Деметра рассказывала, как тяжело жили с Зевсом и как была счастлива, когда этот брак распался. Дурочка Гера взяла его себе — можно только посмеяться над ее бедными трепыханиями: он гуляет — она бесится, а все почему? А потому что у женщины должно быть свое содержание в жизни, свое дело. Вот она, Деметра, целый день в работе, она принимает на себя ответственность, а Гера кто? Покровительница брака. Курам на смех: мужика в доме удержать не может, а покровительница брака… Это только таким бракам покровительствовать, как первый твой брак, Перси. Но у Деметры с Зевсом все было наоборот, он жутко комплексовал и ревновал к ее могуществу. И сколько ему ни повторяла: «Да ты, ты верховный бог, ну чего тебе еще надо?» — он каждую жертву подсчитывал: сколько ей принесли, сколько ему. Да, в постели им было хорошо, но это же еще не все, «поверь, дорогая девочка, жизнь долгая…». У богов жизнь практически вечная, а вечность на ложе не проведешь.
Персефона отводила глаза и смотрела на дальние горы, на легкие клочья облаков.

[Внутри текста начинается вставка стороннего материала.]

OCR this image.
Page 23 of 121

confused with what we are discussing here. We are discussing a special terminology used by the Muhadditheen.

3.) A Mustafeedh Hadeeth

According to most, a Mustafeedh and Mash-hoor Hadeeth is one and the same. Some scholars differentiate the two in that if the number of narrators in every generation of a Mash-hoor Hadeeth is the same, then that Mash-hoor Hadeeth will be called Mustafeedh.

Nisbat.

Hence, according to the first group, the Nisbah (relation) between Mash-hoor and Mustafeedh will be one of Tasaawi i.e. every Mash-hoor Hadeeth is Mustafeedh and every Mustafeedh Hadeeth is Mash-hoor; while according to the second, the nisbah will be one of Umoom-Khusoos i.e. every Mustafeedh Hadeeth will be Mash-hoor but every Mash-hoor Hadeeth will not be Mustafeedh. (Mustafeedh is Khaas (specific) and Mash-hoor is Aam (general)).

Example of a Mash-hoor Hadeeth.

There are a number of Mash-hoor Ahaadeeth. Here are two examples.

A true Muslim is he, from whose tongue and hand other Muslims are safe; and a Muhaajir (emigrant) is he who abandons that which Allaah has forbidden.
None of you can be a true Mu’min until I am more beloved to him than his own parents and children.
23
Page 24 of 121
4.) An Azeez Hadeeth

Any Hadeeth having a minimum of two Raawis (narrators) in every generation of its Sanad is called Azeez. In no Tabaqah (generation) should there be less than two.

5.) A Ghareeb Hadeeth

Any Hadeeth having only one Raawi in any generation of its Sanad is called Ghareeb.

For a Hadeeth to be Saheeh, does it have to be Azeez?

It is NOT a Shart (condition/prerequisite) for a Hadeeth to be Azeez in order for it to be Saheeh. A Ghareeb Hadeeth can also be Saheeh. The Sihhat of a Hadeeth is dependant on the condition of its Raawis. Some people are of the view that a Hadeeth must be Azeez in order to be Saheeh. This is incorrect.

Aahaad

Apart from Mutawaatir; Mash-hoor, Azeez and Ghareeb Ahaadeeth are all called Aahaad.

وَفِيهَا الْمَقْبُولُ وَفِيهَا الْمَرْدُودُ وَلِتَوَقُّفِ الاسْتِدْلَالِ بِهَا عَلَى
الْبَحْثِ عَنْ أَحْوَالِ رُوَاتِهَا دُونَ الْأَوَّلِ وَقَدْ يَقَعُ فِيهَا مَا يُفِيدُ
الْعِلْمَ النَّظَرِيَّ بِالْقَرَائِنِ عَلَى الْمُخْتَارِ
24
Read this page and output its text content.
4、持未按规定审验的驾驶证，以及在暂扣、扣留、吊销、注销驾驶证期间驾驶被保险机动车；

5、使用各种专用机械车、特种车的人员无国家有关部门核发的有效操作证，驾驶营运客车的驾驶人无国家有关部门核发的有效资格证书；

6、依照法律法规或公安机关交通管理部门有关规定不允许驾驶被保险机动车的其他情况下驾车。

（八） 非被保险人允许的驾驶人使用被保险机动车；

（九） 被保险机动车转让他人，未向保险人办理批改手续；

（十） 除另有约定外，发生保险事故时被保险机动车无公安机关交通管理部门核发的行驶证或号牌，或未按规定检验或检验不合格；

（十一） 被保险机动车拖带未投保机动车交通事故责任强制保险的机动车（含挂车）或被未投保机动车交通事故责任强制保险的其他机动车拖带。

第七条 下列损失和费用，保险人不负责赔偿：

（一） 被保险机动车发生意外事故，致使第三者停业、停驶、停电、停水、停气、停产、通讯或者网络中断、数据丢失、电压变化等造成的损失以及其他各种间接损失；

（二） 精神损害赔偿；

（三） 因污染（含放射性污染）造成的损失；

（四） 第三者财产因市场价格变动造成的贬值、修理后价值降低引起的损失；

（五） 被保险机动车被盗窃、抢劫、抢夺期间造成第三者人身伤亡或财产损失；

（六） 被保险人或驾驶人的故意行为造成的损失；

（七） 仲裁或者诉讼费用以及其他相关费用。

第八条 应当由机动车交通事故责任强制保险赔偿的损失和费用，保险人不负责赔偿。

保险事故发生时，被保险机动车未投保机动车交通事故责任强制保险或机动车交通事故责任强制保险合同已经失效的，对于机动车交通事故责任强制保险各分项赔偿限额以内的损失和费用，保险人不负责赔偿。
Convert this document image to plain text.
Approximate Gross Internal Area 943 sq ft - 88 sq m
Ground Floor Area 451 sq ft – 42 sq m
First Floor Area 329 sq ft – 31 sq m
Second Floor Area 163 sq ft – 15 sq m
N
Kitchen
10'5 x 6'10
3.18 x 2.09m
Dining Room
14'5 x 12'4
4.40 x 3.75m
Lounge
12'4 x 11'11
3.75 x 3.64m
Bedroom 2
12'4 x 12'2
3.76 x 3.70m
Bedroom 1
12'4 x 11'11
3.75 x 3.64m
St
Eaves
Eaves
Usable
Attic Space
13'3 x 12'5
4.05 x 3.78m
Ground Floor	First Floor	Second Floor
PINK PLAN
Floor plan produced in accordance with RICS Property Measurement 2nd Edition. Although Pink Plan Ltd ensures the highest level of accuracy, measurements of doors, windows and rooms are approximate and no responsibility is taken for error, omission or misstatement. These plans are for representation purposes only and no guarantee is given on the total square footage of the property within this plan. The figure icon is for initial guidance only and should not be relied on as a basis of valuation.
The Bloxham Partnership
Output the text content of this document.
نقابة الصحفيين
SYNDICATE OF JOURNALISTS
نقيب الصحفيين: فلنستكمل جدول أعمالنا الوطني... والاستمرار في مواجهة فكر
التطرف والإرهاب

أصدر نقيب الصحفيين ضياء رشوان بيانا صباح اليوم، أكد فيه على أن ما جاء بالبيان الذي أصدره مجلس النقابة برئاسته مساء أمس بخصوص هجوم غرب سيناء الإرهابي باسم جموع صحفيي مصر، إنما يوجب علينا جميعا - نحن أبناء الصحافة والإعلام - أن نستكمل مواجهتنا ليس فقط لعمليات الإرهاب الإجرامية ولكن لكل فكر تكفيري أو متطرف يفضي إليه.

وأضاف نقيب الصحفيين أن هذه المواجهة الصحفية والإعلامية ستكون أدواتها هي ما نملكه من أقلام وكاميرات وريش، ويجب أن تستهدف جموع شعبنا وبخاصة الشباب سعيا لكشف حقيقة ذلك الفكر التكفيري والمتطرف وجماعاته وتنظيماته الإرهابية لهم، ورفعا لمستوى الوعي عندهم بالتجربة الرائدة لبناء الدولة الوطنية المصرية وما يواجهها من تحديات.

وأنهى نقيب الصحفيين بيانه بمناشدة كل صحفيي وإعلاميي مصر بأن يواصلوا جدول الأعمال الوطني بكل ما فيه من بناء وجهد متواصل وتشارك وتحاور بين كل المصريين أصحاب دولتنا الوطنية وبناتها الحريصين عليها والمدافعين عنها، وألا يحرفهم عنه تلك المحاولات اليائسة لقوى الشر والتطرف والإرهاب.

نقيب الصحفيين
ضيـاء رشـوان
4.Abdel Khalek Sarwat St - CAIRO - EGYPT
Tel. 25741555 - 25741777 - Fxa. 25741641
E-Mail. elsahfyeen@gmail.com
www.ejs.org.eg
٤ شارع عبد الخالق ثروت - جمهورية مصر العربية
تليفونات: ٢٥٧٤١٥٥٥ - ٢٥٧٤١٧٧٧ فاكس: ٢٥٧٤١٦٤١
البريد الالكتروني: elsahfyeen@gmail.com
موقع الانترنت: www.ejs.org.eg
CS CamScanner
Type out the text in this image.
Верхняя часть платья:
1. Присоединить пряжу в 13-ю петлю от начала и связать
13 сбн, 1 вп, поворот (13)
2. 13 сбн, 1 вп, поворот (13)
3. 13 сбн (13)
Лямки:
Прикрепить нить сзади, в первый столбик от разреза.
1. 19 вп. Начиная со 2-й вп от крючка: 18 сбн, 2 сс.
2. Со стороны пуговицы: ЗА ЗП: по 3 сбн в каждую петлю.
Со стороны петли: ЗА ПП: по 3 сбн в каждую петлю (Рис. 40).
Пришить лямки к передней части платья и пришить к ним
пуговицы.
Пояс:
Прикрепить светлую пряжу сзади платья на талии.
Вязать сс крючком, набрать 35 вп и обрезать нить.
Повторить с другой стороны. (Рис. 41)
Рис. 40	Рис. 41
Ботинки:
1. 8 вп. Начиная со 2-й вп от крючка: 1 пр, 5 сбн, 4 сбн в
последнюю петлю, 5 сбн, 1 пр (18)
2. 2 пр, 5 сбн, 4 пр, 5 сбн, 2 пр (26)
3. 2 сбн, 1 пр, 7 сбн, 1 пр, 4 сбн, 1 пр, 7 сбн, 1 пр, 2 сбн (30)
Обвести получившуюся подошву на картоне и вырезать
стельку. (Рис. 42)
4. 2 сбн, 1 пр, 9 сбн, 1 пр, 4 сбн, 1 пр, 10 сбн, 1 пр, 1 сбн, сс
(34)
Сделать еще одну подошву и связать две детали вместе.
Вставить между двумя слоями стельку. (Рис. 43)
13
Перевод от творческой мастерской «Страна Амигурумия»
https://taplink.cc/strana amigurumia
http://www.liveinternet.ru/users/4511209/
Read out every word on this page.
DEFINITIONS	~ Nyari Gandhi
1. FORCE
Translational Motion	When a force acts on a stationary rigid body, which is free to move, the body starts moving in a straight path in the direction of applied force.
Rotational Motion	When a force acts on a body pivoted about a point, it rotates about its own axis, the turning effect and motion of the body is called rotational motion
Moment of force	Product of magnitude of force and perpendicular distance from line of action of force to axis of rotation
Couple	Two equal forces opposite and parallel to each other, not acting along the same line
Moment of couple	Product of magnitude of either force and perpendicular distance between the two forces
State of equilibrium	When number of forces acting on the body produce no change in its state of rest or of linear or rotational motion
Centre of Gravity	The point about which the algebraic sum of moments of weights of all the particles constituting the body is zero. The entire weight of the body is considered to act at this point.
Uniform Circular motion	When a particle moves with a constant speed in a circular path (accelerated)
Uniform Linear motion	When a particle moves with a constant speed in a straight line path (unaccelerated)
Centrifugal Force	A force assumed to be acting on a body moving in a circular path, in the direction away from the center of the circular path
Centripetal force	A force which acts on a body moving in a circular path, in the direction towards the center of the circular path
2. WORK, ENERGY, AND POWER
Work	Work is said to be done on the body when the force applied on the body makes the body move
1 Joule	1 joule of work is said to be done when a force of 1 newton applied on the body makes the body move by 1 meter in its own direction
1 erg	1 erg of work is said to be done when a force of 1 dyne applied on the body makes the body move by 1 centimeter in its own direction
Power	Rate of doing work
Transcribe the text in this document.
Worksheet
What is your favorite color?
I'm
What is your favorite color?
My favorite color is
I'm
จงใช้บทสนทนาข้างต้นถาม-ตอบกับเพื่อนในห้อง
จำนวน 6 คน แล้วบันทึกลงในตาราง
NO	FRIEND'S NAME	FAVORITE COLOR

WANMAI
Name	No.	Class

Теперь она узнала, что у нее, оказывается, есть старший брат, Плутос, но о нем мать говорила равнодушно, словно и не ее ребенок. Она желала себе только девочку, вторую богиню — вровень себе, любимицу, спутницу. Толстый мальчик, думающий только о деньгах, был ей неинтересен.
«А иногда, когда ты маленькая была и я тебя из школы забирала… Знаешь, иногда я задерживалась — ненадолго совсем. На пару минут, ну ты же знаешь, сколько у меня всегда работы. Иду и выглядываю тебя — а детей много, такой муравейник пестрый. И я тебя не вижу. И вдруг кажется, что я опоздала — и все, тебя нет, и не будет, ищи — не ищи. Становилось холодно. Я вся коченела. А потом вдруг смотрю: вот ты, стоишь, чего же я тебя не видела, тут и ты меня замечаешь, машешь просто и не знаешь, как я счастлива тебя видеть. И я плакала и старалась, чтобы ты не видела, как я плачу…»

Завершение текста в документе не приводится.